I stayed up all night. After most people left a lot of us gathered around the fire and your parents were there. Your mom smoked with us. I told you we got to smoke with her and you cried, "You did?! With my mom!? I've never even smoked with her!" and it made me feel good. Haha. Just for a minute it did. I love your mom. She is the only one who told me not to give up with going to college when I thought all hope was lost and I wouldn't be able to make it work. She called me that day a couple weeks ago. I had been crying a lot and only texted her for advice, but she must have been able to tell I was really upset because she called anyway. Your mom is good at making people feel better. I have always admired her. She is one of the smartest people I know. I hope I can be in your life just so I can still have ties to your family. I think I like your family more than you at this point. I know them better and they love me. It's....an interesting feeling.
It was a lot of fun. And I don't feel sad about you. Not now. Not then....not lately at all. It doesn't feel important anymore. I have so many things to worry about. And when I start to think if this is something to worry about, when I start digging in my feelings, they just aren't there. I will always love what we had. I hope one day in the future we can reunite, you said after we broke up, "I hope so too. I really do." and I think I believe you. Right now I have more growing to do. And more people to meet. But mainly I will be trying to survive going to college. It will be tight.
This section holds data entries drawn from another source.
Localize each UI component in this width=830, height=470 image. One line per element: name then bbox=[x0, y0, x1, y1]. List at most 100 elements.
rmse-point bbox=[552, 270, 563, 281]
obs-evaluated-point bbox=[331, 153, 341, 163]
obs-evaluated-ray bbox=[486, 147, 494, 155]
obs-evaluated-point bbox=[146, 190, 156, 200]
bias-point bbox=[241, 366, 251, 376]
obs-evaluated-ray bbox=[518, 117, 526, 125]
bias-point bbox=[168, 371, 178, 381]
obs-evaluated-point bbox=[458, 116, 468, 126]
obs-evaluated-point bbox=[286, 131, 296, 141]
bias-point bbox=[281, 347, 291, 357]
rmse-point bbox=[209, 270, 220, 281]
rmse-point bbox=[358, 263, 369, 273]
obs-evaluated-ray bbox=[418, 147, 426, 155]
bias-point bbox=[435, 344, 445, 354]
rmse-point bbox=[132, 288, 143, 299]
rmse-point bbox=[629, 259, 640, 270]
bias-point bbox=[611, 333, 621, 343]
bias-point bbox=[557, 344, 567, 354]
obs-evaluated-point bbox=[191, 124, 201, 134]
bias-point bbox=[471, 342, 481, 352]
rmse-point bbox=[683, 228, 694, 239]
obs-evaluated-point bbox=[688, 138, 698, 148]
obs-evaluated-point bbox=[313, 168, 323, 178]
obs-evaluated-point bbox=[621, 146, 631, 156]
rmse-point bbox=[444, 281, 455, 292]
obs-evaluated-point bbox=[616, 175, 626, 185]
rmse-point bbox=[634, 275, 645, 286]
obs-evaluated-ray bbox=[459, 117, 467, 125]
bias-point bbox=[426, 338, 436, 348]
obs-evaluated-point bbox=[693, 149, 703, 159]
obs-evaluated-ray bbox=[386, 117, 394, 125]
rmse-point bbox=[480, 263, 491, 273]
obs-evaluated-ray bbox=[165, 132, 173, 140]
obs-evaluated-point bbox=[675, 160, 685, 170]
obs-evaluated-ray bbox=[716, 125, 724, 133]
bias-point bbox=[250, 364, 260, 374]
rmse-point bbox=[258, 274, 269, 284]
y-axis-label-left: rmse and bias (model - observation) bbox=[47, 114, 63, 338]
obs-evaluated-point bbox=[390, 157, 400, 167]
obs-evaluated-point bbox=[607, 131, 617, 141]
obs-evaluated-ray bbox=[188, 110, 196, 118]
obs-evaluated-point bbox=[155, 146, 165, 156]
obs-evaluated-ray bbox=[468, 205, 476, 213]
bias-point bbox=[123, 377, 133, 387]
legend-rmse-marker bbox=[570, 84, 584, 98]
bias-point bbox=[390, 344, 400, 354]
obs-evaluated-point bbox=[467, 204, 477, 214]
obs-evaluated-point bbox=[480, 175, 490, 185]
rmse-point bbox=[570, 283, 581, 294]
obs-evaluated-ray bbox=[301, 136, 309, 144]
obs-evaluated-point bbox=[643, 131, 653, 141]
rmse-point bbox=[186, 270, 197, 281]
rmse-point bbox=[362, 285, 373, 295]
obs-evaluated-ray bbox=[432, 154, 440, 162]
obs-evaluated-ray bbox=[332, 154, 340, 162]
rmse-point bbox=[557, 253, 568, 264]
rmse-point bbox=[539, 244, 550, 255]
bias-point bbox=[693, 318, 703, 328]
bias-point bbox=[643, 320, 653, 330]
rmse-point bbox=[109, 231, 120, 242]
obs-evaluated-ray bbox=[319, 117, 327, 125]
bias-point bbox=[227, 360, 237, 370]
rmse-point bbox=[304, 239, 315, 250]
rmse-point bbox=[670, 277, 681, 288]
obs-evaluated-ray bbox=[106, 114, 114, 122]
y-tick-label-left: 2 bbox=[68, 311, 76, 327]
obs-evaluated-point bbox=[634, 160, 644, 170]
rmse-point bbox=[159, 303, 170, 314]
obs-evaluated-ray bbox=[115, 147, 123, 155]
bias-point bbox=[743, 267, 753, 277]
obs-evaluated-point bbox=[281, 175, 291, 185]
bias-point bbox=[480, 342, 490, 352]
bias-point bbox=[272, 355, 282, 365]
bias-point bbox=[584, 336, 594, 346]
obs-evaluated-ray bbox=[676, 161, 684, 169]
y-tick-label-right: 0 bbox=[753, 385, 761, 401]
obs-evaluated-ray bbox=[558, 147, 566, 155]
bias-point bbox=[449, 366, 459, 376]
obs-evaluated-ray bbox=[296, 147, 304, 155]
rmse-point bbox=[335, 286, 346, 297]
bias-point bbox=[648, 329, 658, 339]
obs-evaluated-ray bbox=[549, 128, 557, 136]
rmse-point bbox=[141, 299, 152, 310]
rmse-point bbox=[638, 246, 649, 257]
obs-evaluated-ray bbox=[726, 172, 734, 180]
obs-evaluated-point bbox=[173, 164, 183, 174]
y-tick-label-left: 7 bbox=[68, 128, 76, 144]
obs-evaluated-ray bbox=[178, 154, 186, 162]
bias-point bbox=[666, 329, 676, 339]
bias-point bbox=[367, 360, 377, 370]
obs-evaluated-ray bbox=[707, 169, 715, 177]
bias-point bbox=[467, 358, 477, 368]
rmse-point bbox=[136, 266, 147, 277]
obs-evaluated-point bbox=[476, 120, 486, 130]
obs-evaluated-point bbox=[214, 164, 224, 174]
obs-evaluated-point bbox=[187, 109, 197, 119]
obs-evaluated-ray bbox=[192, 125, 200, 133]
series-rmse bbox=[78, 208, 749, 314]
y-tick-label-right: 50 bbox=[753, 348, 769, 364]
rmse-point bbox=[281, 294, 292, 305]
I learned as an introvert, you left a bigger hole in me than I you. And as we were best friends, it was a double hit. It was those first couple months of agony I had admired the path of an extrovert and how easily they made friends and got closer to people. I lost so much. You don't even know. But I can feel myself a stronger person because of it now. I will always say I never would've been able to do it. I still wouldn't either, even knowing what has happened. I guess if I were to talk to you about any of the things I've been writing to you the past couple of months, even out of all of my tears, my anger and bitterness, my love poems and everything, the only important thing I would pick out would be, "thank you". So thanks.